We commend the Government’s work to date to introduce Education Mental Health Practitioners within school-based Mental Health Support Teams across the country, as well as the commitment to have a Mental Health Lead teacher in schools. We recommend that the Government review the training of these practitioners to ensure it includes spotting early signs of conditions related to body image issues. We ask the Government to provide us with a further update on their progress in introducing these roles and to set out the timeframe for establishing them in every school in England.”
Muscle Dysmorphia also received it’s own section with recommendations around steroid use:
“Another condition that has serious physical health implications is muscle dysmorphia, a subtype of BDD characterised by the preoccupation with the idea that one’s body is not sufficiently lean and muscular. Chris Bell and Dr Charlotte Kerner from Brunel University told us that what can appear to be simply a high drive for muscularity in men and women can result in several potentially deleterious health consequences such as dietary restraint and binge eating practices, depression, anxiety, low self-esteem, perfectionism and steroid/supplement use.
We recommend that the Department commissions a national review of the growing use of anabolic steroids in England as it relates to body image. We further recommend that the Department introduces a national awareness campaign around safe anabolic steroid use.
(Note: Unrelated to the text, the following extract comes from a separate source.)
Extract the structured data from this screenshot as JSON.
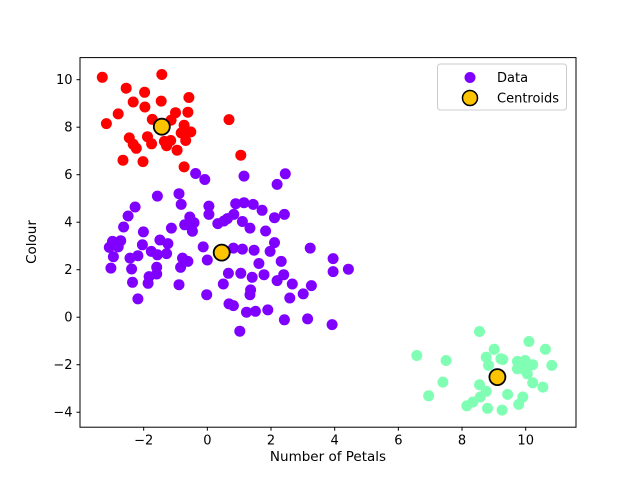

This ought to be coordinated through existing steroid user support groups and targeted at areas of highest risk, such as gyms with a high proportion of body builders.”
In line with our Change.org petition the report also recommended the following legislation on social media:
“We call on the Government to work with advertisers to feature a wider variety of body aesthetics, and work with industry and the ASA to encourage advertisers and influencers not to doctor their images. We believe the Government should introduce legislation that ensures commercial images are labelled with a logo where any part of the body, including its proportions and skin tone, are digitally altered.”
In their conclusions and recommendations BDD is high on their list at No3:
“We urge the Department to ensure more is done to make the diagnosis and treatment of Body Dysmorphic Disorder (BDD) a priority. From a diagnostic perspective, we recommend that Health Education England update the IAPT (Improving Access to Psychological Therapies) and EMHP (Educational Mental Health Practitioner) curricula to make training in BDD compulsory for all mental health practitioners. The Government should ensure BDD is included in the PSHE (personal, social, health and economic) education curricula within the section on body image, to promote early detection and early intervention within schools. As well as improved diagnosis rates, suitable care for those living with BDD must be available. We recommend that BDD specialist practitioners are eventually embedded into the multidisciplinary teams in every new community model for adults severely affected by mental illness.”